On July 27, 2018, CMS issued a proposed rule to modify the documentation requirements. It would adopt a single payment for evaluation and management codes (“E/M Codes”) for levels 2 through 5. CMS took public comments on these proposed changes and issued a final rule on November 23, 2018.

CMS adopted some and modified other proposals, establishing two different effective dates for those changes: January 1, 2019, and January 1, 2020.

Changes for January 1, 2019

Under Prior CMS requirements, when documenting a home health visit E/M Code, CMS required a provider to document the medical necessity of furnishing a home visit in lieu of an office or outpatient, as well as documenting that the patient was confined to his or her home. Effective January 1, 2019, CMS is lifting this restriction, such that a provider documenting a home health care visit no longer needs to separately document the medical necessity of furnishing the service through a home visit. 83 Fed. Reg. at 59,630.

Also, effective January 1, 2019, CMS is removing redundancies in medical record documentation. Id. at 59,634-35. Prior guidelines for E/M Coding required documenting the review of systems and/or the pertinent past, family, and/or social history (“PFSH”) for the appropriate level of service.

This often required a provider to unnecessarily document information that was already located in the medical record. Effective January 1, 2019, when a provider reviews information in the review of symptoms and/or PFSH, and there are no changes to the information, the provider only needs to document that he reviewed the old information, that there was no change in those areas, and indicate the date those earlier reviews were done.

A provider must still document anything that has changed in the review of symptoms or the PFSH, or any pertinent items related to the service provided to the patient. However, providers no longer need to re-record review of systems and/or PFSH that has not changed, so long as it is documented that the information was reviewed and the date it was obtained is indicated.

Finally, as of January 1, 2019, practitioners need not re-enter information in the medical record related to a patient’s chief complaint or history that was obtained by ancillary medical staff or by the patient. Id. at 59,635.

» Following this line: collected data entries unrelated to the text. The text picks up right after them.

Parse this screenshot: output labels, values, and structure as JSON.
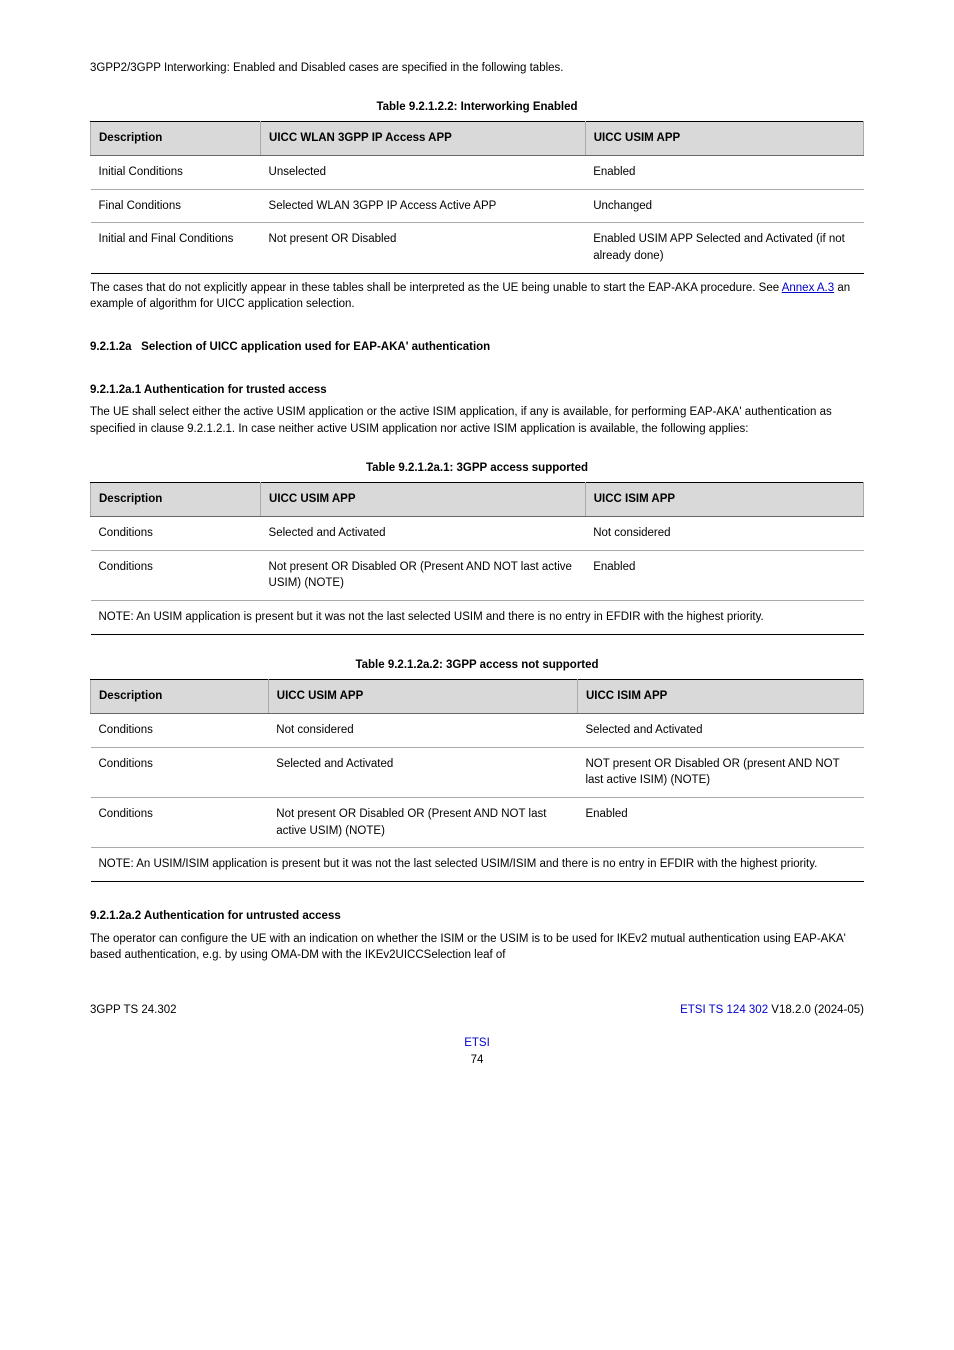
{
  "para1": "3GPP2/3GPP Interworking: Enabled and Disabled cases are specified in the following tables.",
  "table122": {
    "title": "Table 9.2.1.2.2: Interworking Enabled",
    "headers": [
      "Description",
      "UICC WLAN 3GPP IP Access APP",
      "UICC USIM APP"
    ],
    "rows": [
      [
        "Initial Conditions",
        "Unselected",
        "Enabled"
      ],
      [
        "Final Conditions",
        "Selected WLAN 3GPP IP Access Active APP",
        "Unchanged"
      ],
      [
        "Initial and Final Conditions",
        "Not present OR Disabled",
        "Enabled USIM APP Selected and Activated (if not already done)"
      ]
    ]
  },
  "table_note_pre": "The cases that do not explicitly appear in these tables shall be interpreted as the UE being unable to start the EAP-AKA procedure. See",
  "table_note_link": "Annex A.3",
  "table_note_post": " an example of algorithm for UICC application selection.",
  "heading921_num": "9.2.1.2a",
  "heading921_txt": "Selection of UICC application used for EAP-AKA' authentication",
  "heading921a1": "9.2.1.2a.1  Authentication for trusted access",
  "heading921a1_body": "The UE shall select either the active USIM application or the active ISIM application, if any is available, for performing EAP-AKA' authentication as specified in clause 9.2.1.2.1. In case neither active USIM application nor active ISIM application is available, the following applies:",
  "table12a1": {
    "title": "Table 9.2.1.2a.1: 3GPP access supported",
    "headers": [
      "Description",
      "UICC USIM APP",
      "UICC ISIM APP"
    ],
    "rows": [
      [
        "Conditions",
        "Selected and Activated",
        "Not considered"
      ],
      [
        "Conditions",
        "Not present OR Disabled OR (Present AND NOT last active USIM) (NOTE)",
        "Enabled"
      ]
    ],
    "note": "NOTE: An USIM application is present but it was not the last selected USIM and there is no entry in EFDIR with the highest priority."
  },
  "table12a2": {
    "title": "Table 9.2.1.2a.2: 3GPP access not supported",
    "headers": [
      "Description",
      "UICC USIM APP",
      "UICC ISIM APP"
    ],
    "rows": [
      [
        "Conditions",
        "Not considered",
        "Selected and Activated"
      ],
      [
        "Conditions",
        "Selected and Activated",
        "NOT present OR Disabled OR (present AND NOT last active ISIM) (NOTE)"
      ],
      [
        "Conditions",
        "Not present OR Disabled OR (Present AND NOT last active USIM) (NOTE)",
        "Enabled"
      ]
    ],
    "note": "NOTE: An USIM/ISIM application is present but it was not the last selected USIM/ISIM and there is no entry in EFDIR with the highest priority."
  },
  "heading921a2": "9.2.1.2a.2  Authentication for untrusted access",
  "heading921a2_body": "The operator can configure the UE with an indication on whether the ISIM or the USIM is to be used for IKEv2 mutual authentication using EAP-AKA' based authentication, e.g. by using OMA-DM with the IKEv2UICCSelection leaf of",
  "footer": {
    "left": "3GPP TS 24.302",
    "right_label": "ETSI TS 124 302 ",
    "right_version": "V18.2.0 (2024-05)",
    "link_inline": "ETSI",
    "pagenum": "74"
  }
}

Changes for January 1, 2021

Many of the proposals in the earlier rule were due to be effective on January 1, 2019. However, CMS recognized that many proposals may cause greater administrative burdens to implement and require time for practitioners to adjust their practices.

Part of this was recognizing that the American Medical Association (“AMA”) CPT Code manual would not be modified by CMS’s decision or that private insurer would not necessarily follow suit, thus creating different coding requirements and reimbursement levels for providers.

As such, CMS has delayed implementation until January 1, 2021, on the following changes.

First, CMS is giving providers a choice in how to document the level of service being provided. Providers can choose from (1) the current framework of using the 1995 or 1997 guidelines; (2) the complexity of the medical decision-making involved; or (3) the face-to-face time the provider spent with the patient.

As part of the policy to merge various levels of service, when coding based off medical decision-making, practitioners would only need to document the medical necessity of the visit and straightforward medical decision-making associated with a level 2 CPT Code, unless the visit is a level 5 service, at which point high-complexity medical decision-making would need to be documented in the patient record.

Previously, use of time to code a level of service was limited only to instances in which counseling and/or coordination of care accounted for more than 50 percent of the encounter. Effective January 1, 2021, providers can use face-to-face time with a patient to determine the appropriate level of service. When using the time to document a level of service, a provider would need to document the medical necessity of the service and then the amount of face-to-face time spent with a patient typically associated with the level of service.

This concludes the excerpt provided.